Vladimir Putin ha messo a dura prova la pazienza degli spettatori di Tucker Carlson, il presentatore conservatore americano che ieri ha pubblicato sul social network X la prima intervista che un giornalista occidentale è riuscito a realizzare al presidente russo dall’inizio dell’invasione dell’Ucraina. Per rispondere alla prima domanda di Carlson sull’origine del conflitto, Putin ha impiegato ben venticinque minuti di tempo. E dalla storia del leggendario principe Rurik, che nell’anno 862 avrebbe fondato la città di Novgorod, ha ripercorso l’intera storia dell’Europa orientale fino a sostenere, alla fine, che russi e ucraini sono, in sostanza, lo stesso popolo. I repubblicani americani si prendono gioco delle condizioni mentali del presidente Biden, ma va detto che anche il 71enne Putin sembra iniziare a dimostrare una certa tendenza senile alla divagazione. L’intervista ha finito col generare ampie ironie.

Carlson in alcuni momenti sembrava disperato mentre cercava di orientare il dialogo in un senso giornalisticamente più attraente. Putin però non ha avuto pietà. Non solo non si è fatto interrompere, ma ha anche punzecchiato il suo intervistatore. Come quando ha ricordato che qualche decennio fa un giovane Carlson aveva fatto richiesta, senza successo, di entrare nella Cia. «La Cia è un’organizzazione molto professionale», ha chiosato. Carlson è apparso all’inseguimento per gran parte dell’intervista, ma, dopo circa due ore, nella sua ultima domanda, ha affrontato Putin in modo diretto, chiedendo esplicitamente la liberazione di Evan Gershkovich, il giornalista del Wall Street Journal da quasi un anno imprigionato in Russia con l’accusa di spionaggio. Il presidente russo è rimasto sul vago, ha dato segno di conoscere poco la vicenda e ha risposto con sufficienza, dicendo che un accordo per la sua liberazione potrebbe presto essere raggiunto.

La verità di Putin

Ironie e battute a parte, le lunghe tirate e i minuziosi excursus di Putin durante l’intervista con un giornalista considerato “non ostile” raccontano anche un’altra storia, ossia che la sua non è stata una recita attentamente studiata, ma l’esposizione di qualcosa che ritiene davvero importante. Quasi un’ossessione. Come la sua sensazione di essere costantemente beffato dall’occidente, ripetuta a Carlson in tutti i suoi particolari: dalla “promessa tradita” di non espandere la Nato a est, fino allo stop da parte di Kiev ai negoziati di pace nell’aprile 2022, un episodio che Putin imputa alla malefica influenza dell’allora primo ministro britannico Boris Johnson.

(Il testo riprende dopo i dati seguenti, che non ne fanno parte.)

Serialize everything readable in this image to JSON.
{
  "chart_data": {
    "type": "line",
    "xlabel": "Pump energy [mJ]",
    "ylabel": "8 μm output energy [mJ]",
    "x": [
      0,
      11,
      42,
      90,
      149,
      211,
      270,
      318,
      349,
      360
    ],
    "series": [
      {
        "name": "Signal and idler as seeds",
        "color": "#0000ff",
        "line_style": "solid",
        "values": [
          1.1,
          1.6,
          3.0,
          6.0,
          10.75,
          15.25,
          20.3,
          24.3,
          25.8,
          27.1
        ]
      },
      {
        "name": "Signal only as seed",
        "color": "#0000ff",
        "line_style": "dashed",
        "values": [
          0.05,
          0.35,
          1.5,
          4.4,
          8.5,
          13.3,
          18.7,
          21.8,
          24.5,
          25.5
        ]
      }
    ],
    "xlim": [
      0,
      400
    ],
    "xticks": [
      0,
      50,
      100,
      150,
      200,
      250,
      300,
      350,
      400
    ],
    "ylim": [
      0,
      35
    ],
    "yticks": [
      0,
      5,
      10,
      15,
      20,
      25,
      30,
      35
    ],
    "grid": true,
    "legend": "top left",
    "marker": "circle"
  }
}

Il punto discusso in queste ore, se l’intervista fosse indirizzata più al pubblico americano o se fosse al servizio dell’audience russa, perde quindi importanza. Le televisioni di stato russe hanno dato copertura minuziosa all’intervista, ma allo stesso tempo, il discorso di Putin aveva anche più di un elemento che poteva essere apprezzato dagli spettatori di Carlson. Non ha senso che il denaro dei contribuenti americani venga speso per l’Ucraina, ha detto Putin: «Davvero gli americani non hanno nulla di meglio da fare? Avete problemi ai vostri confini, problemi con l’immigrazione, problemi con il debito nazionale». È quello che la destra del partito repubblicano vuole sentirsi dire. Ma se Putin avesse voluto soltanto segnare un punto con l’audience di Carlson, avrebbe fatto a meno di qualche principe di Novgorod.